Placement of routine monitoring equipment follows the basic standards of the ASA and includes pulse oximetry, noninvasive blood pressure monitoring, electrocardiography, temperature, and end-tidal carbon dioxide monitor. Additional monitors are warranted based on the duration of surgery, patient condition, and expected blood loss.

Positioning

Care must be taken to ensure that bony prominences and pressure points are well padded as in any surgery to prevent injury and peripheral nerve damage. Extremes in patient position necessitate the application of non-slip padding and body restraints to secure the patient to the operating table safely. Foot supports are employed in surgeries that require reverse Trendelenburg positions, while shoulder supports placed laterally at the acromioclavicular joint are used for steep Trendelenburg positions.
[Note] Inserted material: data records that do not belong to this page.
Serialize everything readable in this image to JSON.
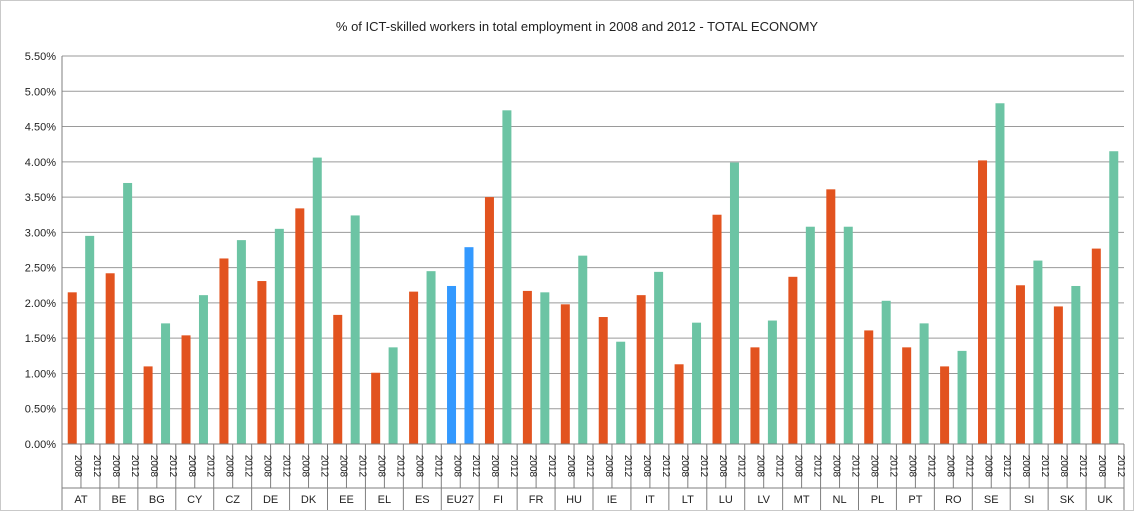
{
  "chart_data": {
    "type": "bar",
    "title": "% of ICT-skilled workers in total employment in 2008 and 2012 - TOTAL ECONOMY",
    "ylim": [
      0,
      0.055
    ],
    "y_ticks": [
      "0.00%",
      "0.50%",
      "1.00%",
      "1.50%",
      "2.00%",
      "2.50%",
      "3.00%",
      "3.50%",
      "4.00%",
      "4.50%",
      "5.00%",
      "5.50%"
    ],
    "grid": true,
    "years": [
      "2008",
      "2012"
    ],
    "colors": {
      "y2008": "#E2531F",
      "y2012": "#6CC4A4",
      "eu2008": "#3399FF",
      "eu2012": "#3399FF",
      "grid": "#9a9a9a",
      "axis": "#7f7f7f"
    },
    "categories": [
      "AT",
      "BE",
      "BG",
      "CY",
      "CZ",
      "DE",
      "DK",
      "EE",
      "EL",
      "ES",
      "EU27",
      "FI",
      "FR",
      "HU",
      "IE",
      "IT",
      "LT",
      "LU",
      "LV",
      "MT",
      "NL",
      "PL",
      "PT",
      "RO",
      "SE",
      "SI",
      "SK",
      "UK"
    ],
    "series": [
      {
        "values": [
          2.15,
          2.42,
          1.1,
          1.54,
          2.63,
          2.31,
          3.34,
          1.83,
          1.01,
          2.16,
          2.24,
          3.5,
          2.17,
          1.98,
          1.8,
          2.11,
          1.13,
          3.25,
          1.37,
          2.37,
          3.61,
          1.61,
          1.37,
          1.1,
          4.02,
          2.25,
          1.95,
          2.77
        ]
      },
      {
        "values": [
          2.95,
          3.7,
          1.71,
          2.11,
          2.89,
          3.05,
          4.06,
          3.24,
          1.37,
          2.45,
          2.79,
          4.73,
          2.15,
          2.67,
          1.45,
          2.44,
          1.72,
          3.99,
          1.75,
          3.08,
          3.08,
          2.03,
          1.71,
          1.32,
          4.83,
          2.6,
          2.24,
          4.15
        ]
      }
    ]
  }
}
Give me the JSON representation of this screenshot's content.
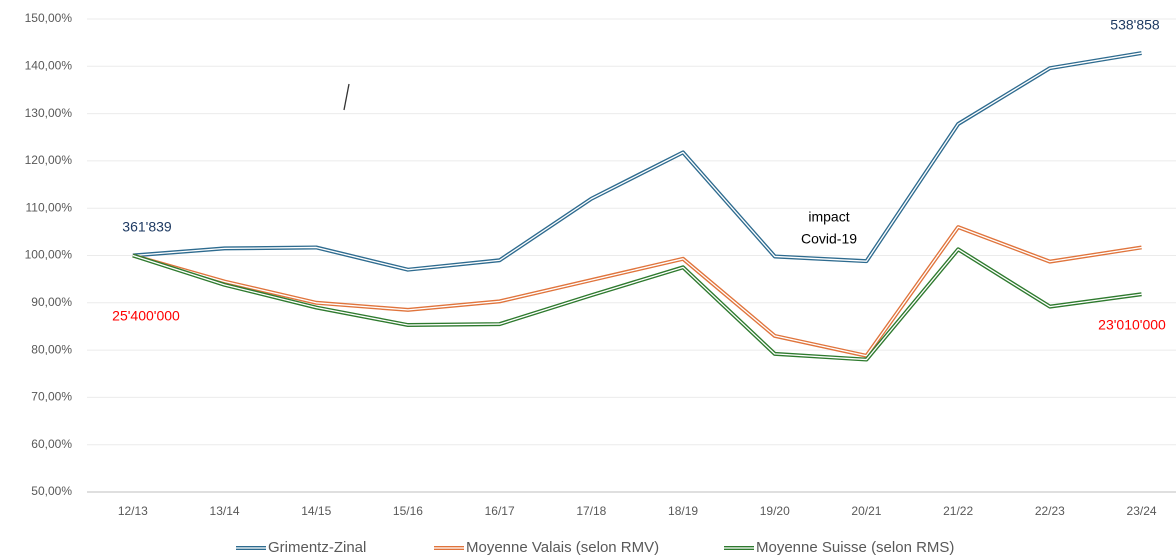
{
  "chart_data": {
    "type": "line",
    "categories": [
      "12/13",
      "13/14",
      "14/15",
      "15/16",
      "16/17",
      "17/18",
      "18/19",
      "19/20",
      "20/21",
      "21/22",
      "22/23",
      "23/24"
    ],
    "series": [
      {
        "name": "Grimentz-Zinal",
        "color": "#2e6b8f",
        "values": [
          100,
          101.5,
          101.7,
          97,
          99,
          112,
          121.8,
          99.8,
          98.8,
          127.8,
          139.6,
          142.8
        ]
      },
      {
        "name": "Moyenne Valais (selon RMV)",
        "color": "#e0743c",
        "values": [
          100,
          94.5,
          90,
          88.5,
          90.3,
          94.8,
          99.3,
          83,
          78.8,
          106,
          98.7,
          101.7
        ]
      },
      {
        "name": "Moyenne Suisse (selon RMS)",
        "color": "#2e7a2e",
        "values": [
          100,
          93.8,
          89,
          85.3,
          85.5,
          91.6,
          97.5,
          79.2,
          78,
          101.3,
          89.2,
          91.8
        ]
      }
    ],
    "ylim": [
      50,
      150
    ],
    "yticks": [
      {
        "value": 50,
        "label": "50,00%"
      },
      {
        "value": 60,
        "label": "60,00%"
      },
      {
        "value": 70,
        "label": "70,00%"
      },
      {
        "value": 80,
        "label": "80,00%"
      },
      {
        "value": 90,
        "label": "90,00%"
      },
      {
        "value": 100,
        "label": "100,00%"
      },
      {
        "value": 110,
        "label": "110,00%"
      },
      {
        "value": 120,
        "label": "120,00%"
      },
      {
        "value": 130,
        "label": "130,00%"
      },
      {
        "value": 140,
        "label": "140,00%"
      },
      {
        "value": 150,
        "label": "150,00%"
      }
    ],
    "grid": true,
    "legend": "bottom",
    "annotations": [
      {
        "lines": [
          "538'858"
        ],
        "color": "#1f3b63"
      },
      {
        "lines": [
          "361'839"
        ],
        "color": "#1f3b63"
      },
      {
        "lines": [
          "25'400'000"
        ],
        "color": "#ff0000"
      },
      {
        "lines": [
          "23'010'000"
        ],
        "color": "#ff0000"
      },
      {
        "lines": [
          "impact",
          "Covid-19"
        ],
        "color": "#000000"
      }
    ]
  }
}
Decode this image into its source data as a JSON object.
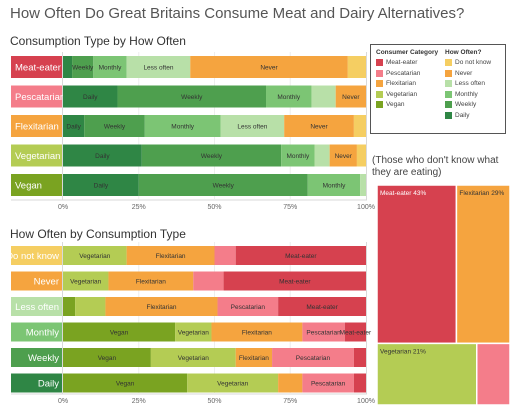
{
  "title": "How Often Do Great Britains Consume Meat and Dairy Alternatives?",
  "colors": {
    "Meat-eater": "#d6414f",
    "Pescatarian": "#f47d8a",
    "Flexitarian": "#f5a43f",
    "Vegetarian": "#b4cc54",
    "Vegan": "#7aa321",
    "Do not know": "#f5ce62",
    "Never": "#f5a43f",
    "Less often": "#b8e0a8",
    "Monthly": "#7cc574",
    "Weekly": "#4e9f4e",
    "Daily": "#2f8645"
  },
  "legend": {
    "category_title": "Consumer Category",
    "category_items": [
      "Meat-eater",
      "Pescatarian",
      "Flexitarian",
      "Vegetarian",
      "Vegan"
    ],
    "frequency_title": "How Often?",
    "frequency_items": [
      "Do not know",
      "Never",
      "Less often",
      "Monthly",
      "Weekly",
      "Daily"
    ]
  },
  "treemap_caption": "(Those who don't know what they are eating)",
  "chart_data": [
    {
      "type": "bar",
      "orientation": "horizontal",
      "stacked": "100%",
      "title": "Consumption Type by How Often",
      "categories": [
        "Meat-eater",
        "Pescatarian",
        "Flexitarian",
        "Vegetarian",
        "Vegan"
      ],
      "series": [
        {
          "name": "Daily",
          "values": [
            3,
            18,
            7,
            26,
            26
          ]
        },
        {
          "name": "Weekly",
          "values": [
            7,
            49,
            20,
            46,
            58
          ]
        },
        {
          "name": "Monthly",
          "values": [
            11,
            15,
            25,
            11,
            18
          ]
        },
        {
          "name": "Less often",
          "values": [
            21,
            8,
            21,
            5,
            2
          ]
        },
        {
          "name": "Never",
          "values": [
            52,
            10,
            23,
            9,
            0
          ]
        },
        {
          "name": "Do not know",
          "values": [
            6,
            0,
            4,
            3,
            0
          ]
        }
      ],
      "segment_labels": [
        [
          "",
          "Weekly",
          "Monthly",
          "Less often",
          "Never",
          ""
        ],
        [
          "Daily",
          "Weekly",
          "Monthly",
          "",
          "Never",
          ""
        ],
        [
          "Daily",
          "Weekly",
          "Monthly",
          "Less often",
          "Never",
          ""
        ],
        [
          "Daily",
          "Weekly",
          "Monthly",
          "",
          "Never",
          ""
        ],
        [
          "Daily",
          "Weekly",
          "Monthly",
          "",
          "",
          ""
        ]
      ],
      "x_ticks": [
        "0%",
        "25%",
        "50%",
        "75%",
        "100%"
      ],
      "xlim": [
        0,
        100
      ]
    },
    {
      "type": "bar",
      "orientation": "horizontal",
      "stacked": "100%",
      "title": "How Often by Consumption Type",
      "categories": [
        "Do not know",
        "Never",
        "Less often",
        "Monthly",
        "Weekly",
        "Daily"
      ],
      "series": [
        {
          "name": "Vegan",
          "values": [
            0,
            0,
            4,
            37,
            29,
            41
          ]
        },
        {
          "name": "Vegetarian",
          "values": [
            21,
            15,
            10,
            12,
            28,
            30
          ]
        },
        {
          "name": "Flexitarian",
          "values": [
            29,
            28,
            37,
            30,
            12,
            8
          ]
        },
        {
          "name": "Pescatarian",
          "values": [
            7,
            10,
            20,
            14,
            27,
            17
          ]
        },
        {
          "name": "Meat-eater",
          "values": [
            43,
            47,
            29,
            7,
            4,
            4
          ]
        }
      ],
      "segment_labels": [
        [
          "",
          "Vegetarian",
          "Flexitarian",
          "",
          "Meat-eater"
        ],
        [
          "",
          "Vegetarian",
          "Flexitarian",
          "",
          "Meat-eater"
        ],
        [
          "",
          "",
          "Flexitarian",
          "Pescatarian",
          "Meat-eater"
        ],
        [
          "Vegan",
          "Vegetarian",
          "Flexitarian",
          "Pescatarian",
          "Meat-eater"
        ],
        [
          "Vegan",
          "Vegetarian",
          "Flexitarian",
          "Pescatarian",
          ""
        ],
        [
          "Vegan",
          "Vegetarian",
          "",
          "Pescatarian",
          ""
        ]
      ],
      "x_ticks": [
        "0%",
        "25%",
        "50%",
        "75%",
        "100%"
      ],
      "xlim": [
        0,
        100
      ]
    },
    {
      "type": "treemap",
      "categories": [
        "Meat-eater",
        "Flexitarian",
        "Vegetarian",
        "Pescatarian"
      ],
      "values": [
        43,
        29,
        21,
        7
      ],
      "labels": [
        "Meat-eater 43%",
        "Flexitarian 29%",
        "Vegetarian 21%",
        ""
      ]
    }
  ]
}
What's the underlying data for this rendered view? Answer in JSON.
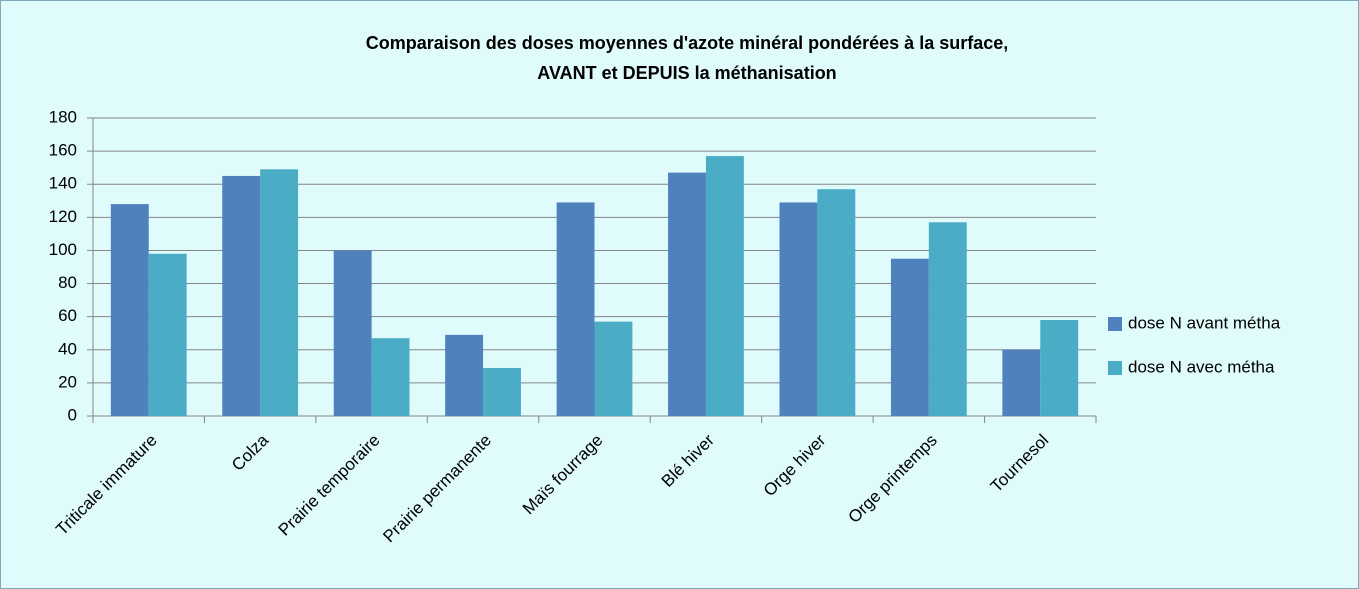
{
  "chart_data": {
    "type": "bar",
    "title": [
      "Comparaison des doses moyennes d'azote minéral pondérées à la surface,",
      "AVANT et DEPUIS la méthanisation"
    ],
    "categories": [
      "Triticale immature",
      "Colza",
      "Prairie temporaire",
      "Prairie permanente",
      "Maïs fourrage",
      "Blé hiver",
      "Orge hiver",
      "Orge printemps",
      "Tournesol"
    ],
    "series": [
      {
        "name": "dose N avant métha",
        "color": "#4f81bd",
        "values": [
          128,
          145,
          100,
          49,
          129,
          147,
          129,
          95,
          40
        ]
      },
      {
        "name": "dose N avec métha",
        "color": "#4bacc6",
        "values": [
          98,
          149,
          47,
          29,
          57,
          157,
          137,
          117,
          58
        ]
      }
    ],
    "ylim": [
      0,
      180
    ],
    "yticks": [
      0,
      20,
      40,
      60,
      80,
      100,
      120,
      140,
      160,
      180
    ],
    "grid": true,
    "legend": "right"
  }
}
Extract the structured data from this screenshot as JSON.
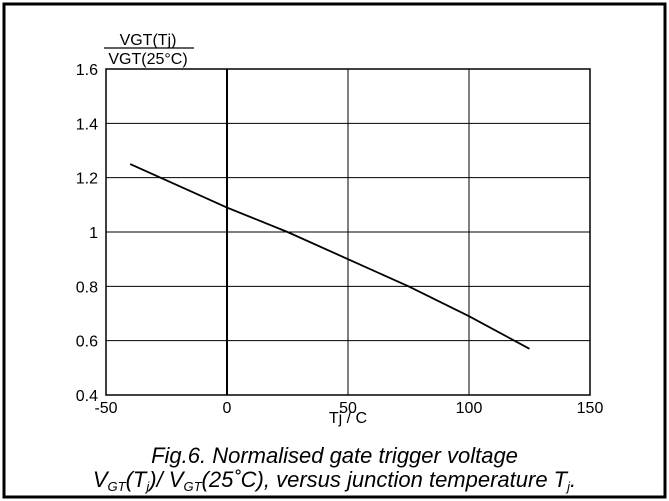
{
  "chart_data": {
    "type": "line",
    "title": "",
    "ylabel_num": "VGT(Tj)",
    "ylabel_den": "VGT(25°C)",
    "xlabel": "Tj / C",
    "xlim": [
      -50,
      150
    ],
    "ylim": [
      0.4,
      1.6
    ],
    "x_ticks": [
      -50,
      0,
      50,
      100,
      150
    ],
    "x_tick_labels": [
      "-50",
      "0",
      "50",
      "100",
      "150"
    ],
    "y_ticks": [
      0.4,
      0.6,
      0.8,
      1.0,
      1.2,
      1.4,
      1.6
    ],
    "y_tick_labels": [
      "0.4",
      "0.6",
      "0.8",
      "1",
      "1.2",
      "1.4",
      "1.6"
    ],
    "grid": true,
    "series": [
      {
        "x": [
          -40,
          -20,
          0,
          25,
          50,
          75,
          100,
          125
        ],
        "y": [
          1.25,
          1.17,
          1.09,
          1.0,
          0.9,
          0.8,
          0.69,
          0.57
        ]
      }
    ]
  },
  "caption": {
    "line1": "Fig.6.  Normalised gate trigger voltage",
    "line2_parts": {
      "v1": "V",
      "gt1": "GT",
      "paren1": "(T",
      "j1": "j",
      "mid": ")/ V",
      "gt2": "GT",
      "paren2": "(25˚C), versus junction temperature T",
      "j2": "j",
      "end": "."
    }
  },
  "colors": {
    "line": "#000000",
    "grid": "#000000",
    "background": "#ffffff"
  }
}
The head is rested on a foam pillow with the neck in a neutral position. Arms are either tucked at the side or abducted to less than 90 on padded arm boards depending on the type of surgery and must be kept in a neutral thumbs-up or supinated position.

Postoperative Management

Pain expectations should be discussed preoperatively. The sources of pain from laparoscopic surgery are both somatic and visceral and the degree of pain depends on the specific surgery but is usually low to moderate. Evidence-based pain management recommends a combination of paracetamol, NSAID or cyclooxygenase-2-specific inhibitor, surgical site local infiltration, and dexamethasone [15]. A procedure-specific, multimodal approach capitalizing on preemptive analgesia and opioid-sparing techniques improve outcomes by providing adequate analgesia and reducing patient discomfort and adverse effects compared with a single opioid technique.

The advent of ultrasound-guided nerve blocks expanded the possibilities for pain management in laparoscopic surgeries. Currently, several techniques (i.e., transversus abdominis plane, paravertebral, and quadratus lumborum blocks) are being explored with promising results.

Postoperative Nausea and Vomiting (PONV)

PONV is one of the most distressing experience for patients after surgery. Although laparoscopy is identified as one risk factor for PONV, the literature is far from robust. Several predictors of risk of PONV in adults have been identified including (1) female gender, (2) history of motion sickness or PONV, (3) non-smoker, and (4) postoperative opioid use [16]. The risk increases with the number of factors present. Current recommendation is a multimodal antiemetic therapy based on the patient’s level of risk using a combination of dexamethasone and 5-HT3 receptor antagonists. Additional antiemetic therapy may be used for very high-risk patients or as a rescue for intractable PONV [17].